Coup de théâtre. Le Conseil constitutionnel a censuré l’article prévoyant d’interdire l’accès aux réseaux sociaux aux moins de 15 ans.

La mesure, pourtant définitivement adoptée par le Parlement le 21 juillet dernier, ne pourra donc pas entrer en vigueur comme prévu à la rentrée.

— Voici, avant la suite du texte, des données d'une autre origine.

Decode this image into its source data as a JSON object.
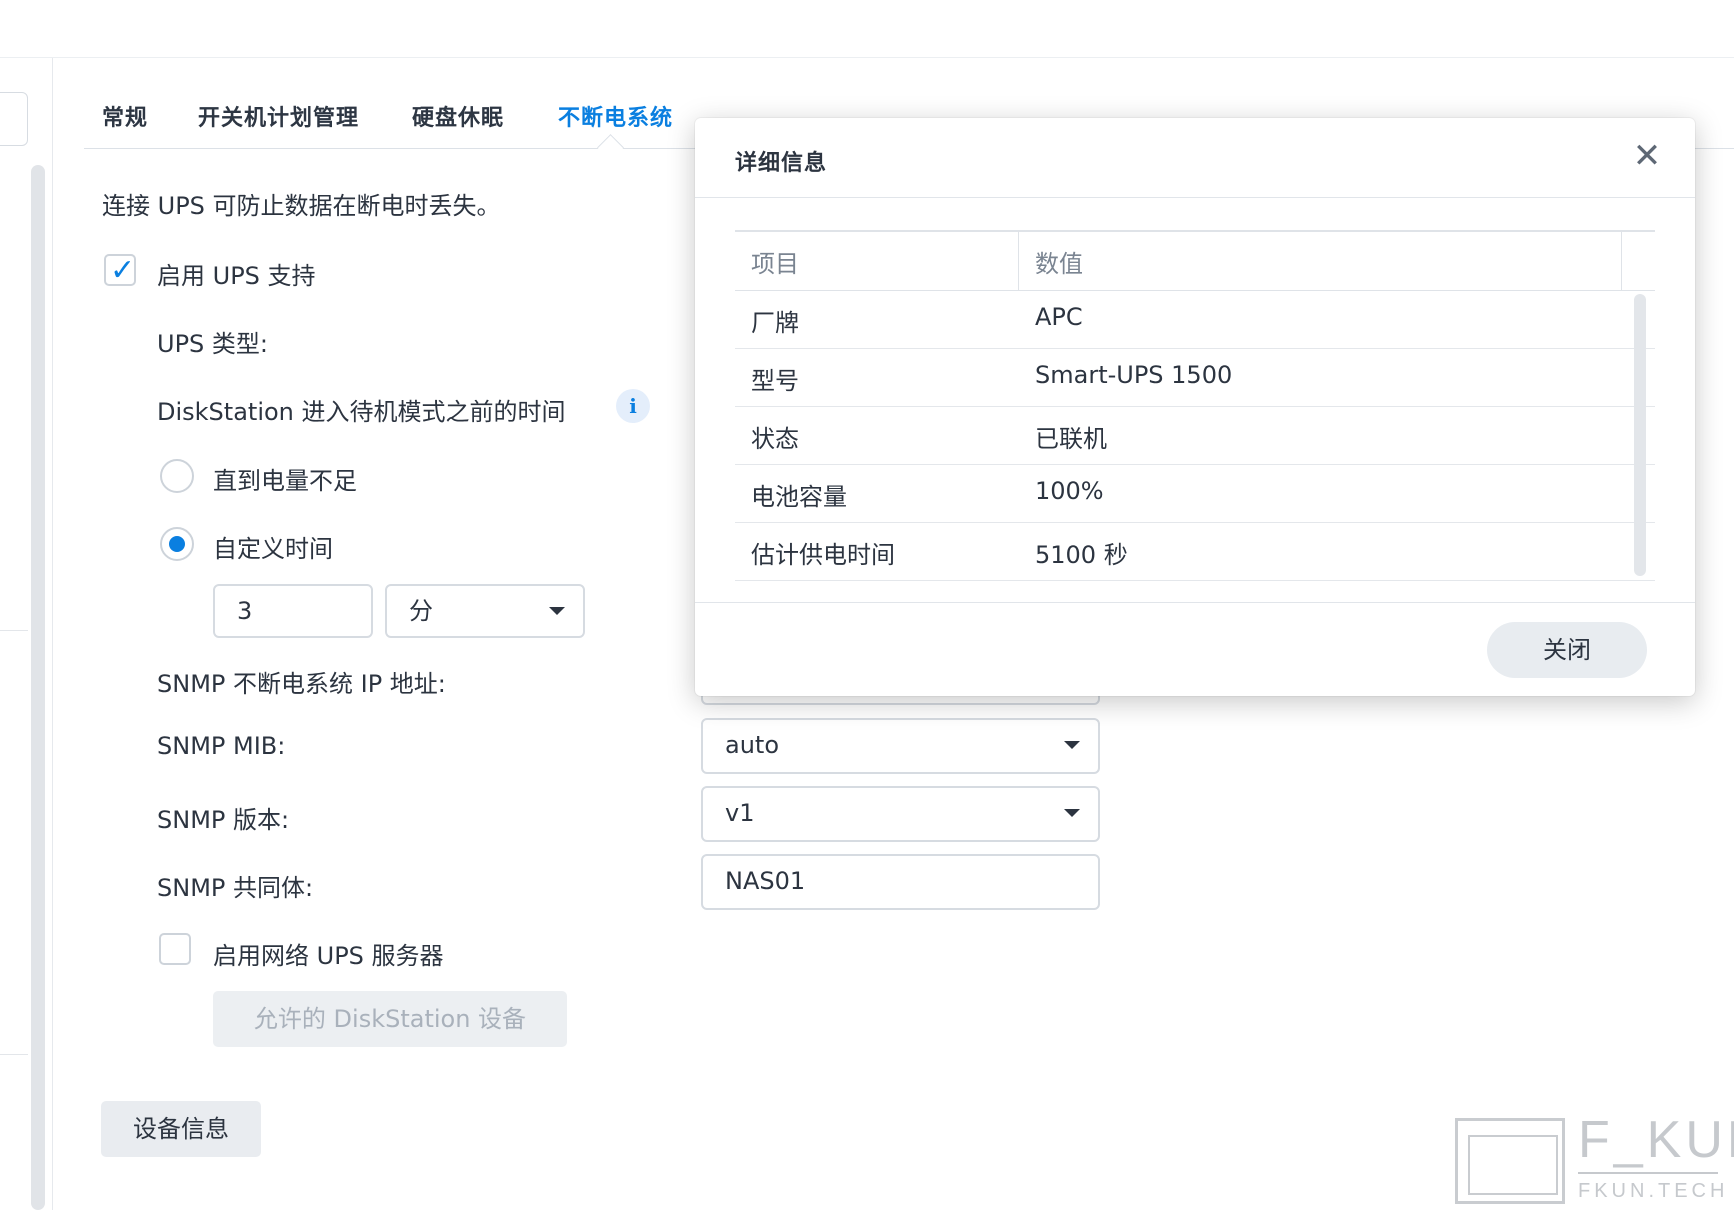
{
  "tabs": [
    {
      "label": "常规"
    },
    {
      "label": "开关机计划管理"
    },
    {
      "label": "硬盘休眠"
    },
    {
      "label": "不断电系统"
    }
  ],
  "ups": {
    "description": "连接 UPS 可防止数据在断电时丢失。",
    "enable_label": "启用 UPS 支持",
    "enable_checked": true,
    "type_label": "UPS 类型:",
    "standby_label": "DiskStation 进入待机模式之前的时间",
    "info_icon": "i",
    "option_until_low": "直到电量不足",
    "option_custom": "自定义时间",
    "custom_selected": true,
    "time_value": "3",
    "time_unit": "分",
    "snmp_ip_label": "SNMP 不断电系统 IP 地址:",
    "snmp_mib_label": "SNMP MIB:",
    "snmp_mib_value": "auto",
    "snmp_version_label": "SNMP 版本:",
    "snmp_version_value": "v1",
    "snmp_community_label": "SNMP 共同体:",
    "snmp_community_value": "NAS01",
    "network_ups_label": "启用网络 UPS 服务器",
    "network_ups_checked": false,
    "allowed_devices_button": "允许的 DiskStation 设备",
    "device_info_button": "设备信息"
  },
  "modal": {
    "title": "详细信息",
    "close_glyph": "✕",
    "columns": [
      "项目",
      "数值"
    ],
    "rows": [
      {
        "item": "厂牌",
        "value": "APC"
      },
      {
        "item": "型号",
        "value": "Smart-UPS 1500"
      },
      {
        "item": "状态",
        "value": "已联机"
      },
      {
        "item": "电池容量",
        "value": "100%"
      },
      {
        "item": "估计供电时间",
        "value": "5100 秒"
      }
    ],
    "close_button": "关闭"
  },
  "watermark": {
    "name": "F_KUN",
    "url": "FKUN.TECH"
  },
  "colors": {
    "accent": "#0a7fe0",
    "text": "#2c3440",
    "muted": "#7a8491"
  }
}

Les Sages estiment notamment que le dispositif porte une atteinte disproportionnée à la liberté d’expression et de communication, notamment en raison du mécanisme de vérification de l’âge prévu pour contrôler l’accès aux plateformes.

UNE MESURE POURTANT ADOPTÉE PAR LE PARLEMENT

Le texte avait été définitivement adopté par les députés et les sénateurs le 21 juillet 2026.

Il prévoyait d’interdire aux moins de 15 ans l’accès aux réseaux sociaux, avec une application envisagée dès la rentrée.

Pour faire respecter cette interdiction, les plateformes auraient dû mettre en place des mécanismes permettant de déterminer l’âge de leurs utilisateurs.

C’est précisément cette logique qui posait problème : la mise en œuvre de l’interdiction impliquait un contrôle de l’âge susceptible de concerner un très grand nombre d’internautes.

LE CONSEIL CONSTITUTIONNEL NE REJETTE PAS L’OBJECTIF

Les Sages ne remettent pas en cause la volonté de protéger les mineurs face aux risques liés aux réseaux sociaux.

Cyberharcèlement, exposition à certains contenus, mécanismes de captation de l’attention ou encore protection des enfants : l’objectif poursuivi par le législateur est reconnu.

Mais pour le Conseil constitutionnel, le dispositif choisi va trop loin au regard des libertés constitutionnellement protégées.

PAS D’INTERDICTION DES RÉSEAUX SOCIAUX POUR LES MOINS DE 15 ANS À LA RENTRÉE

La conséquence est immédiate : l’interdiction générale des réseaux sociaux aux moins de 15 ans ne pourra pas être appliquée sur la base de l’article censuré.

Cette décision constitue un revers important pour le gouvernement et les parlementaires qui défendaient cette mesure.

Elle devrait désormais relancer les discussions autour d’un nouveau dispositif permettant de mieux protéger les mineurs en ligne, tout en respectant les libertés fondamentales.